Con una logica meno impenetrabile, almeno in termini del possibile beneficio economico per questa riconversione turistica, la Conadepi aggiunge: "Per gli abitanti di queste regioni, l'ecoturismo può significare la creazione di posti di lavoro, aumento delle entrate ed un nuovo impulso alla manifattura artigianale". Benché resti ancora da definire che cosa sia una "gestione idonea" (sic), l'ecoturismo offre un'alternativa economica sostenibile ed una possibilità di generare entrate senza distruggere l'ambiente.

"Affinché l'ecoturismo sia effettivamente vitale, le comunità devono partecipare alla gestione di quest'attività ed ottenere da questa un beneficio collettivo", aggiunge la Conadepi.

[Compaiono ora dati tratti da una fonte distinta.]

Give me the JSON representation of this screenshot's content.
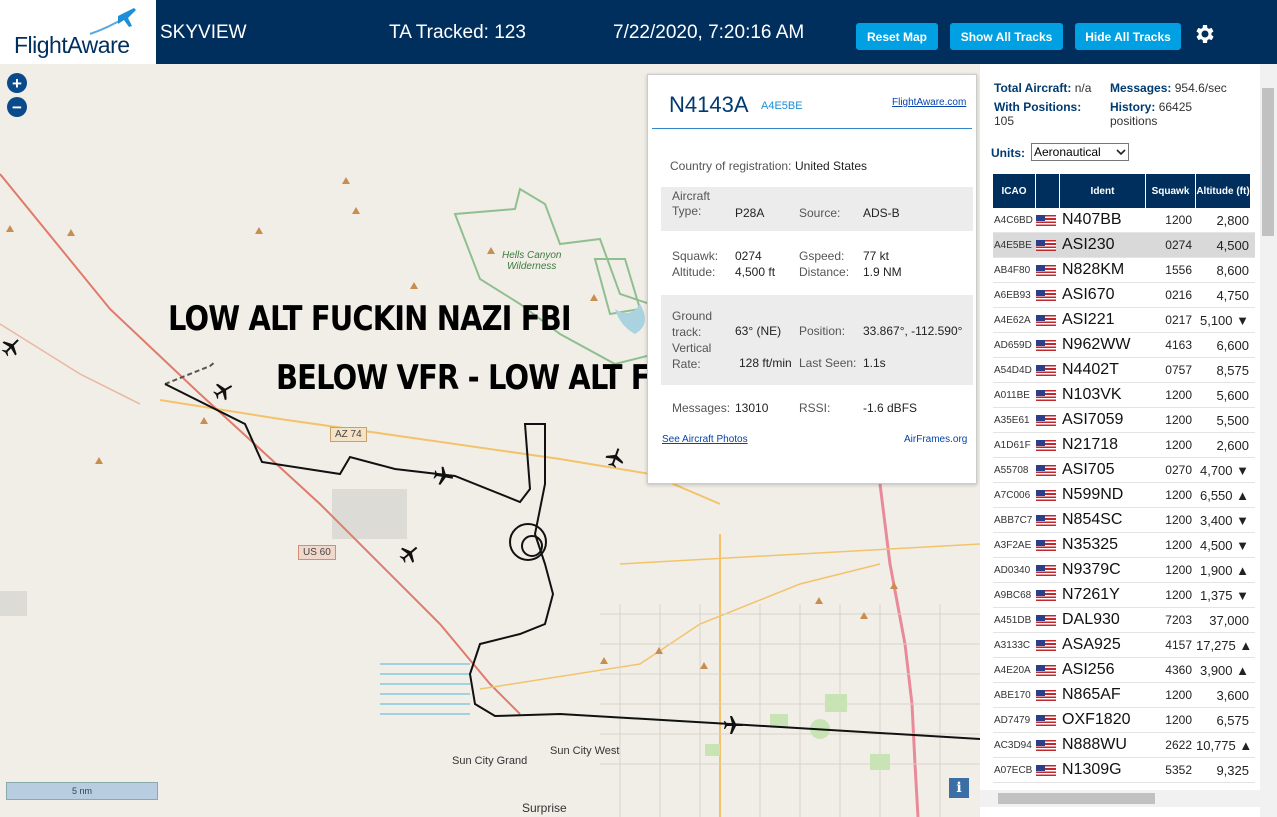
{
  "header": {
    "logo_text": "FlightAware",
    "app_title": "SKYVIEW",
    "tracked": "TA Tracked: 123",
    "datetime": "7/22/2020, 7:20:16 AM",
    "reset_map": "Reset Map",
    "show_all": "Show All Tracks",
    "hide_all": "Hide All Tracks",
    "settings_icon": "gear-icon"
  },
  "map": {
    "zoom_in": "+",
    "zoom_out": "−",
    "overlay_line1": "LOW ALT FUCKIN NAZI FBI",
    "overlay_line2": "BELOW VFR - LOW ALT FUCKIN",
    "scale": "5 nm",
    "info": "i",
    "labels": {
      "wilderness": "Hells Canyon\nWilderness",
      "az74": "AZ 74",
      "us60": "US 60",
      "sun_city_west": "Sun City West",
      "sun_city_grand": "Sun City Grand",
      "surprise": "Surprise"
    }
  },
  "popup": {
    "registration": "N4143A",
    "hex": "A4E5BE",
    "fa_link": "FlightAware.com",
    "country_label": "Country of registration:",
    "country_value": "United States",
    "aircraft_type_label": "Aircraft Type:",
    "aircraft_type_value": "P28A",
    "source_label": "Source:",
    "source_value": "ADS-B",
    "squawk_label": "Squawk:",
    "squawk_value": "0274",
    "gspeed_label": "Gspeed:",
    "gspeed_value": "77 kt",
    "altitude_label": "Altitude:",
    "altitude_value": "4,500 ft",
    "distance_label": "Distance:",
    "distance_value": "1.9 NM",
    "ground_track_label": "Ground track:",
    "ground_track_value": "63° (NE)",
    "position_label": "Position:",
    "position_value": "33.867°, -112.590°",
    "vertical_rate_label": "Vertical Rate:",
    "vertical_rate_value": "128 ft/min",
    "last_seen_label": "Last Seen:",
    "last_seen_value": "1.1s",
    "messages_label": "Messages:",
    "messages_value": "13010",
    "rssi_label": "RSSI:",
    "rssi_value": "-1.6 dBFS",
    "photos_link": "See Aircraft Photos",
    "airframes_link": "AirFrames.org"
  },
  "sidebar": {
    "total_label": "Total Aircraft:",
    "total_value": "n/a",
    "messages_label": "Messages:",
    "messages_value": "954.6/sec",
    "positions_label": "With Positions:",
    "positions_value": "105",
    "history_label": "History:",
    "history_value": "66425 positions",
    "units_label": "Units:",
    "units_value": "Aeronautical",
    "columns": [
      "ICAO",
      "",
      "Ident",
      "Squawk",
      "Altitude (ft)"
    ],
    "rows": [
      {
        "icao": "A4C6BD",
        "ident": "N407BB",
        "squawk": "1200",
        "alt": "2,800"
      },
      {
        "icao": "A4E5BE",
        "ident": "ASI230",
        "squawk": "0274",
        "alt": "4,500"
      },
      {
        "icao": "AB4F80",
        "ident": "N828KM",
        "squawk": "1556",
        "alt": "8,600"
      },
      {
        "icao": "A6EB93",
        "ident": "ASI670",
        "squawk": "0216",
        "alt": "4,750"
      },
      {
        "icao": "A4E62A",
        "ident": "ASI221",
        "squawk": "0217",
        "alt": "5,100 ▼"
      },
      {
        "icao": "AD659D",
        "ident": "N962WW",
        "squawk": "4163",
        "alt": "6,600"
      },
      {
        "icao": "A54D4D",
        "ident": "N4402T",
        "squawk": "0757",
        "alt": "8,575"
      },
      {
        "icao": "A011BE",
        "ident": "N103VK",
        "squawk": "1200",
        "alt": "5,600"
      },
      {
        "icao": "A35E61",
        "ident": "ASI7059",
        "squawk": "1200",
        "alt": "5,500"
      },
      {
        "icao": "A1D61F",
        "ident": "N21718",
        "squawk": "1200",
        "alt": "2,600"
      },
      {
        "icao": "A55708",
        "ident": "ASI705",
        "squawk": "0270",
        "alt": "4,700 ▼"
      },
      {
        "icao": "A7C006",
        "ident": "N599ND",
        "squawk": "1200",
        "alt": "6,550 ▲"
      },
      {
        "icao": "ABB7C7",
        "ident": "N854SC",
        "squawk": "1200",
        "alt": "3,400 ▼"
      },
      {
        "icao": "A3F2AE",
        "ident": "N35325",
        "squawk": "1200",
        "alt": "4,500 ▼"
      },
      {
        "icao": "AD0340",
        "ident": "N9379C",
        "squawk": "1200",
        "alt": "1,900 ▲"
      },
      {
        "icao": "A9BC68",
        "ident": "N7261Y",
        "squawk": "1200",
        "alt": "1,375 ▼"
      },
      {
        "icao": "A451DB",
        "ident": "DAL930",
        "squawk": "7203",
        "alt": "37,000"
      },
      {
        "icao": "A3133C",
        "ident": "ASA925",
        "squawk": "4157",
        "alt": "17,275 ▲"
      },
      {
        "icao": "A4E20A",
        "ident": "ASI256",
        "squawk": "4360",
        "alt": "3,900 ▲"
      },
      {
        "icao": "ABE170",
        "ident": "N865AF",
        "squawk": "1200",
        "alt": "3,600"
      },
      {
        "icao": "AD7479",
        "ident": "OXF1820",
        "squawk": "1200",
        "alt": "6,575"
      },
      {
        "icao": "AC3D94",
        "ident": "N888WU",
        "squawk": "2622",
        "alt": "10,775 ▲"
      },
      {
        "icao": "A07ECB",
        "ident": "N1309G",
        "squawk": "5352",
        "alt": "9,325"
      }
    ],
    "selected_icao": "A4E5BE"
  }
}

Secondo il "modello concettuale" promosso dal governo federale, "le attività delle piccole imprese turistiche di ejidos e comunità possono invertire la tendenza del turismo di massa, poco rispettoso della natura" (ma che neppure arriva e tanto meno "massicciamente" in queste regioni indigene, salvo quando lo Stato e gli impresari spianano la strada per"svilupparla"). La Conadepi ritiene che queste mete si raggiungeranno "attraverso la promozione delle attività culturali quotidiane delle comunità e dei loro costumi, motivi di interesse per il visitatore e di recupero e rivalorizzazione della loro tradizione per tutta la comunità".

È ancora da dimostrare se il nuovo ecoturismo (strade, hotel e stabilimenti balneari compresi) in realtà aiuti a preservare le diversità culturali e naturali. Ma è davanti alle provocazioni contro le comunità rappresentate dai progetti ecoturistici in posti come la laguna di Miramar, Roberto Barrios, Jerusalén, lo zona nord o certe parti dei Montes Azules, così come i problemi ambientali e comunitari già provocati da molti progetti realizzati intorno alla Selva Lacandona che bisogna chiedersi se non dovrebbe essere rivisto il "modello" dei neoliberisti.

O si tratta invece di questo: di rompere i legami comunitari, disattivare l'agricoltura, espellere manodopera ed aprire la strada alle multinazionali nella bramata selva del Chiapas? Se è così, allora va bene.